Et si le film de l'année était une série ? (Jurisprudence Kevin Spacey)
Pendant longtemps le cinéma et les séries ne faisaient pas (à raison) forcement bon ménage. Mais avec l’explosion d’Internet et le succès planétaire des séries US, les cadors du septième art s’intéressent de plus au plus à ce format dont raffolent les studios. Vive les économies d’échelles !
Frank Underwood est le chef de la majorité au Congrès américain. Il est prêt à tout pour mener à bien ses ambitions.
Il y a des images qui marquent l’esprit, dont on sais qu’elles resteront longtemps ancrées dans nos méninges. Voilà pourquoi House Of Cards ne vous laissera pas indemne.
Très vite, on sent toute la puissance et le potentiel d’une série au sujet pourtant relativement banal au premier abord. Ce miracle est l’accomplissement de David Fincher qui pose les bases de la saison 1 avec une justesse inouïe. Dès les premières images, le grand cinéma se transporte dans votre télé, de là à dire chef d’œuvre, on n’est pas loin ! Ce décollage sous forme de succès total se calme légèrement par la suite mais n’enlève en rien l’impatience naissante à la fin de chaque épisode paraissant toujours trop court. A noter que Joel Schumacher est également passé derrière la caméra par deux fois.

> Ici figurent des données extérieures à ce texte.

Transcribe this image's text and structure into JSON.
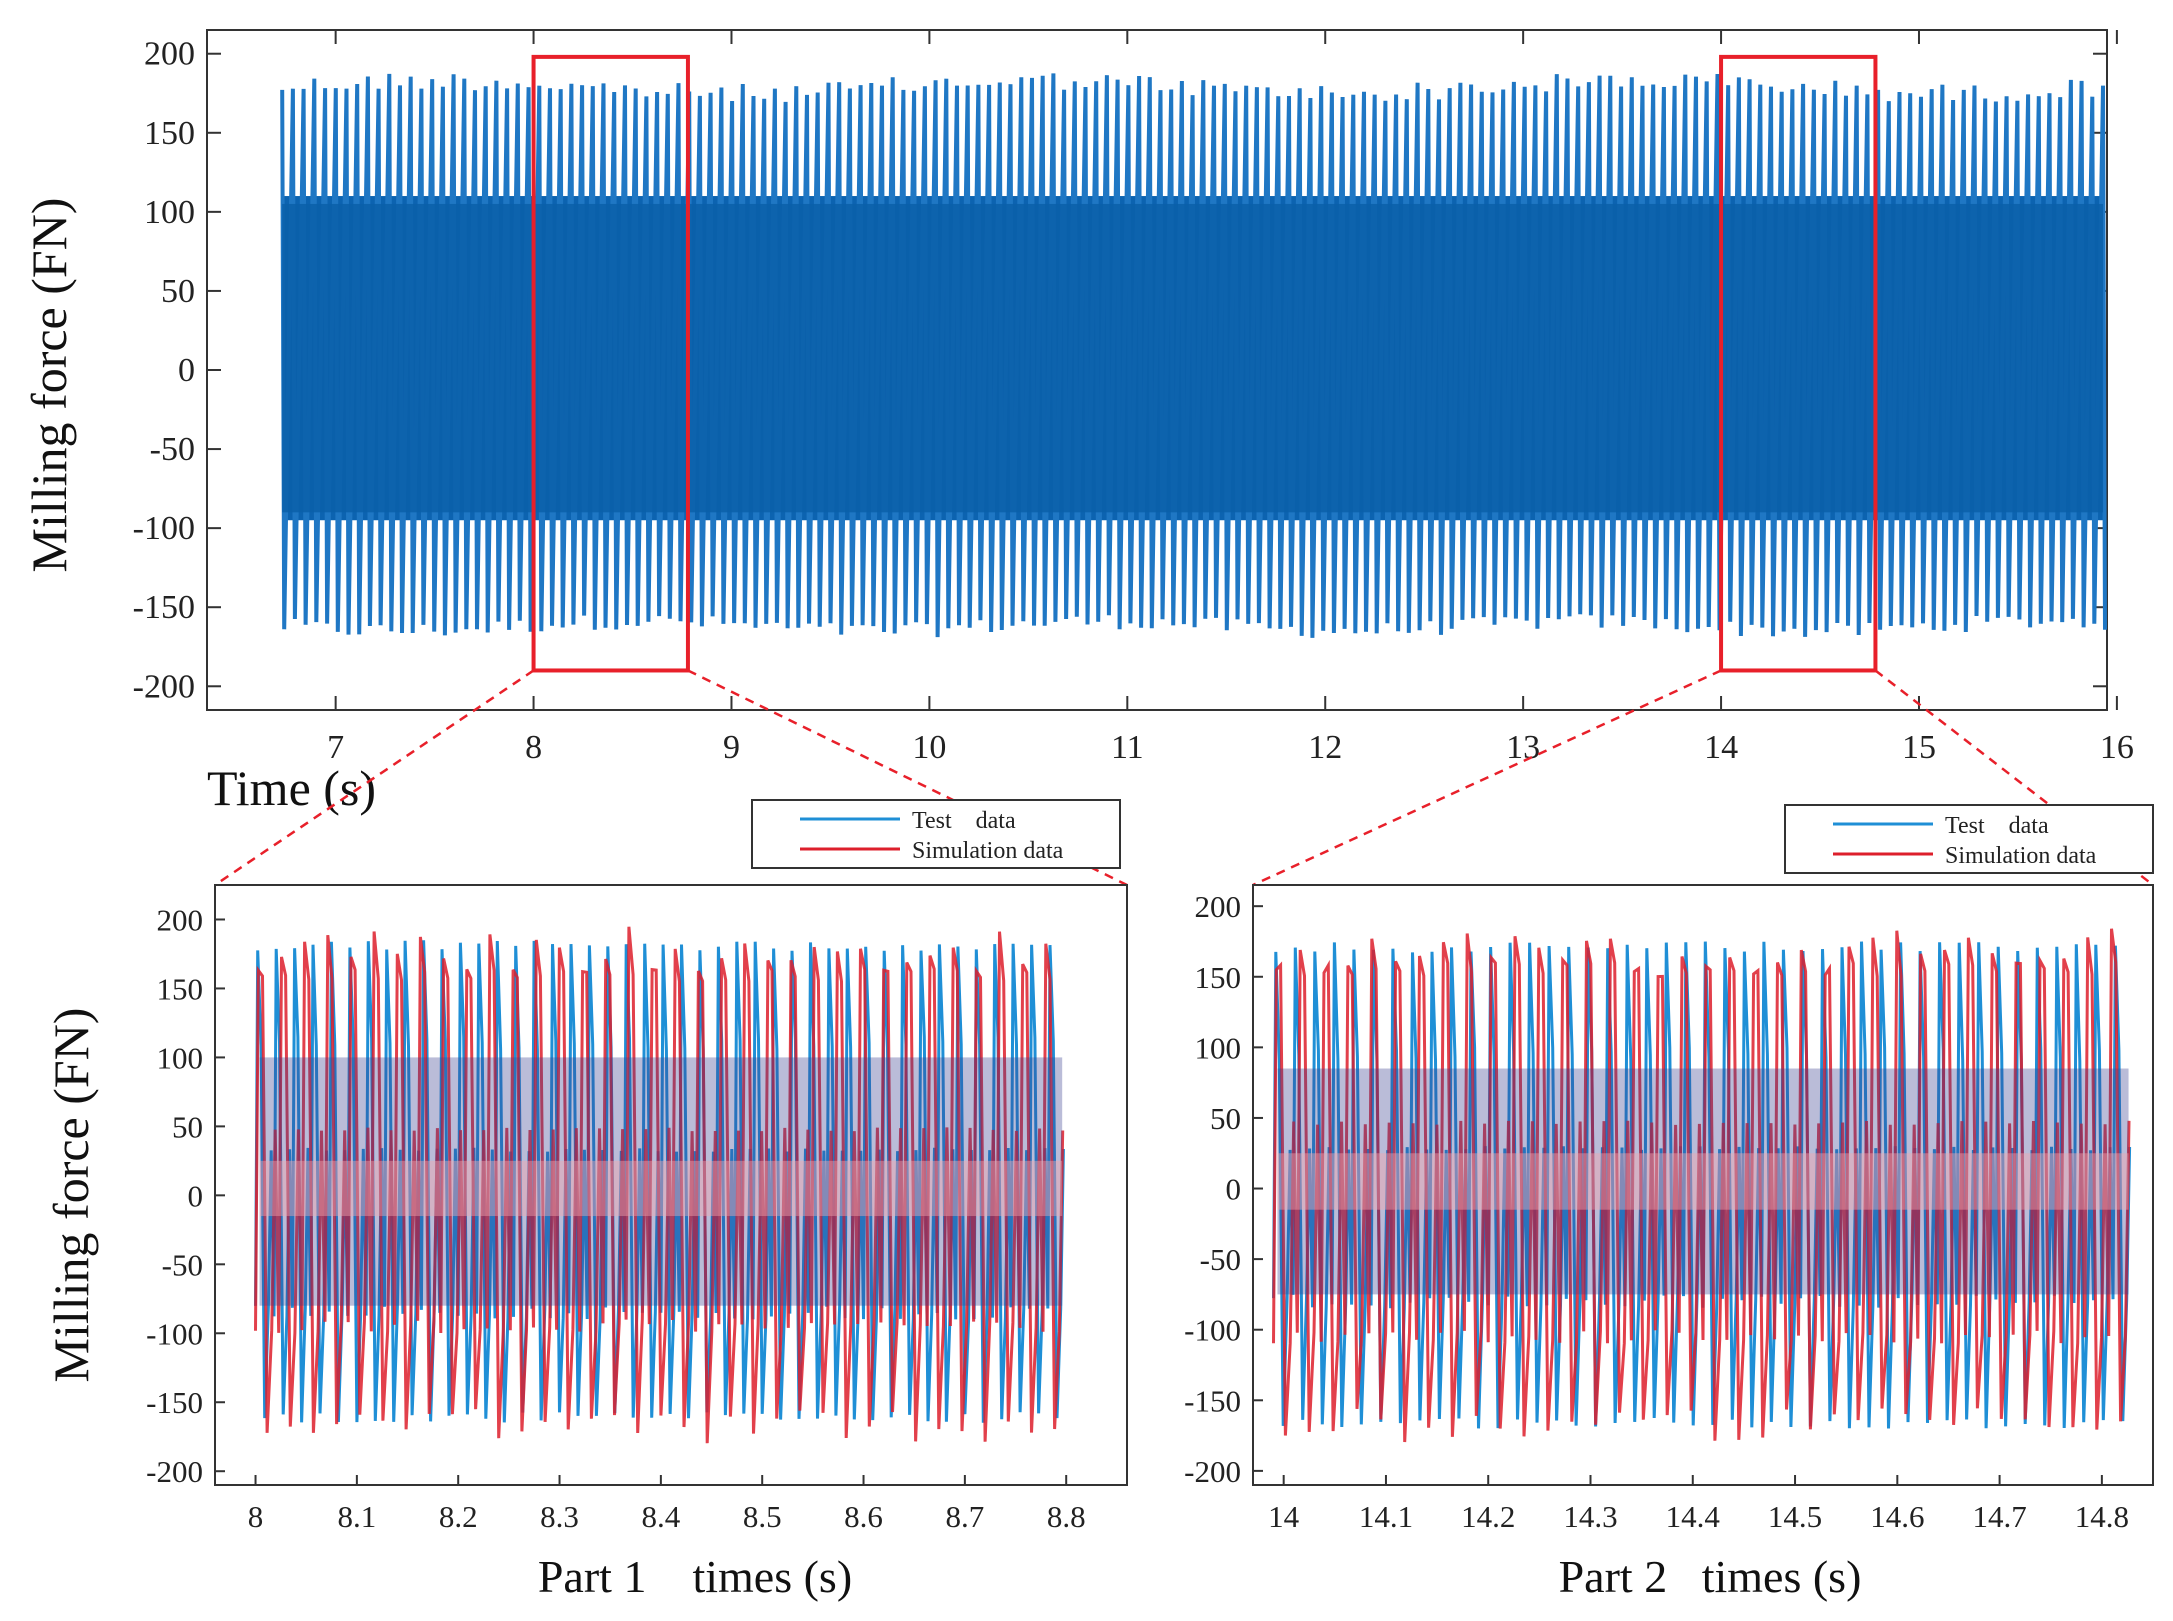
{
  "chart_data": [
    {
      "id": "overview",
      "type": "line",
      "title": "",
      "xlabel": "Time (s)",
      "ylabel": "Milling force (FN)",
      "xlim": [
        6.35,
        15.95
      ],
      "ylim": [
        -215,
        215
      ],
      "x_ticks": [
        7,
        8,
        9,
        10,
        11,
        12,
        13,
        14,
        15,
        16
      ],
      "y_ticks": [
        200,
        150,
        100,
        50,
        0,
        -50,
        -100,
        -150,
        -200
      ],
      "series": [
        {
          "name": "Test data",
          "color": "#1f77c4",
          "x_range": [
            6.73,
            15.93
          ],
          "upper_peak": 185,
          "lower_peak": -167,
          "dense_band": [
            -95,
            110
          ]
        }
      ],
      "highlight_boxes": [
        {
          "name": "Part 1",
          "x": [
            8.0,
            8.78
          ],
          "y": [
            -190,
            198
          ]
        },
        {
          "name": "Part 2",
          "x": [
            14.0,
            14.78
          ],
          "y": [
            -190,
            198
          ]
        }
      ],
      "box_color": "#e8202a"
    },
    {
      "id": "part1",
      "type": "line",
      "title": "",
      "xlabel": "Part 1    times (s)",
      "ylabel": "Milling force (FN)",
      "xlim": [
        7.96,
        8.86
      ],
      "ylim": [
        -210,
        225
      ],
      "x_ticks": [
        "8",
        "8.1",
        "8.2",
        "8.3",
        "8.4",
        "8.5",
        "8.6",
        "8.7",
        "8.8"
      ],
      "y_ticks": [
        200,
        150,
        100,
        50,
        0,
        -50,
        -100,
        -150,
        -200
      ],
      "legend": {
        "position": "top-right",
        "entries": [
          "Test    data",
          "Simulation data"
        ]
      },
      "series": [
        {
          "name": "Test data",
          "color": "#1f8fd6",
          "x_range": [
            8.0,
            8.8
          ],
          "cycles": 44,
          "upper_peak": 185,
          "lower_peak": -165,
          "band": [
            -90,
            115
          ]
        },
        {
          "name": "Simulation data",
          "color": "#dd1f2b",
          "x_range": [
            8.0,
            8.8
          ],
          "cycles": 35,
          "upper_peak": 195,
          "lower_peak": -180,
          "band": [
            -100,
            165
          ]
        }
      ]
    },
    {
      "id": "part2",
      "type": "line",
      "title": "",
      "xlabel": "Part 2   times (s)",
      "ylabel": "",
      "xlim": [
        13.97,
        14.85
      ],
      "ylim": [
        -210,
        215
      ],
      "x_ticks": [
        "14",
        "14.1",
        "14.2",
        "14.3",
        "14.4",
        "14.5",
        "14.6",
        "14.7",
        "14.8"
      ],
      "y_ticks": [
        200,
        150,
        100,
        50,
        0,
        -50,
        -100,
        -150,
        -200
      ],
      "legend": {
        "position": "top-right",
        "entries": [
          "Test    data",
          "Simulation data"
        ]
      },
      "series": [
        {
          "name": "Test data",
          "color": "#1f8fd6",
          "x_range": [
            13.99,
            14.83
          ],
          "cycles": 44,
          "upper_peak": 175,
          "lower_peak": -170,
          "band": [
            -85,
            100
          ]
        },
        {
          "name": "Simulation data",
          "color": "#dd1f2b",
          "x_range": [
            13.99,
            14.83
          ],
          "cycles": 36,
          "upper_peak": 185,
          "lower_peak": -180,
          "band": [
            -110,
            160
          ]
        }
      ]
    }
  ]
}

Pour House Of Cards, le scenario est clair et précis. L’intrigue politique n’a rien d’incompréhensible et est constamment renouvelée. Beau Wilimon, qui s’occupe de la série, n’est pas un novice en la matière car il avait déjà signé le très bon scenario des Marches du Pouvoir qui lui avait valu trois nominations de prestige aux Oscars, aux Golden Globes et aux BAFTA. Divers sujets sont traités comme les reformes, les luttes internes, les élections, les syndicats et bien évidemment l’omniprésence des journalistes à l’heure de l’information immédiate via Internet et la télévision. Le premier grand rôle de Kate Mara commence dans les arcanes de la presse écrite.
Cette pluralité des moyens utilisés pour faire avancer l’histoire lui instaure un rythme soutenu et riche en surprises. L’antagonisme entre les off et la communication politique donne une constante impression que chaque situation se joue sur une corde raide.
Au cœur des magouilles et de la recherche de consensus, les hommes du Capitole se font balader tels des pions par Frank Underwood. Cet homme puissant écrase tout le monde et n’a peur de rien. Les symboles le caractérisant sont forts et nombreux (il joue seul aux échecs, se détend devant un jeu vidéo de guerre,…). Un sentiment d’empathie se crée malgré tout devant cette fascinante personnalité: tout le monde rêverait d’avoir une rhétorique si parfaite, des convictions si fortes et un pouvoir de persuasion si développé. Sous la carapace inflexible se cache pourtant quelqu’un qui doute parfois et crains plus que tout la défaite. Kevin Spacey joue donc un rôle taillé sur mesure, tout comme ses costumes qui semblent être sa deuxième peau. L’acteur excelle de mille feux et rappelle à tous l’immensité de son talent. Les dialogues sont bien écrits et détonnent lorsque Spacey se tourne face caméra pour expliquer pensées et réflexions.
Derrière tout grand homme il y a une femme, le couple Underwood est la clé du film. Madame Sean Penn (dans la vraie vie) dirige une importante association humanitaire qui est un nouvel atout dans la manche politique de son mari. Le relation entre eux est très forte et solennel: ils se disent tout, s’aident mutuellement et inspirent un amour profond malgré les dissonances que l’ambition peut créer.
Si chaque épisode accroche autant c’est aussi grâce à une mise en scène au poil. Le nombre important de décors intérieurs a forcé un gros travail à ce niveau. Tout est très épuré, généralement moderne, les couleurs tendent vers le terne mais chaque endroit à son propre cachet. « Dis moi où tu vis, je te dirai qui tu es » pourrais dire la célèbre maxime ! Les plans sont quant à eux très propres, les travellings aussi et tout bonnement parfaits dans le dernier épisode. Celui-ci clos d’ailleurs une saison très forte en émotions sans nous bombarder de teasing pour la suite.
Plus que jamais le mot cinéma rime avec série TV. Dans ce thriller politique, l’intrigue parfaitement rythmée s’accorde avec une mise en scène géniale et un premier rôle parfait. Tout est si réussi que je me demande si le meilleur film de l’année ne sera pas une série ! Jodie Foster sera de la partie pour réaliser un épisode de la saison 2, ce qui prouve une fois encore qu’on touche peut être de l’or. People have (not really) the power.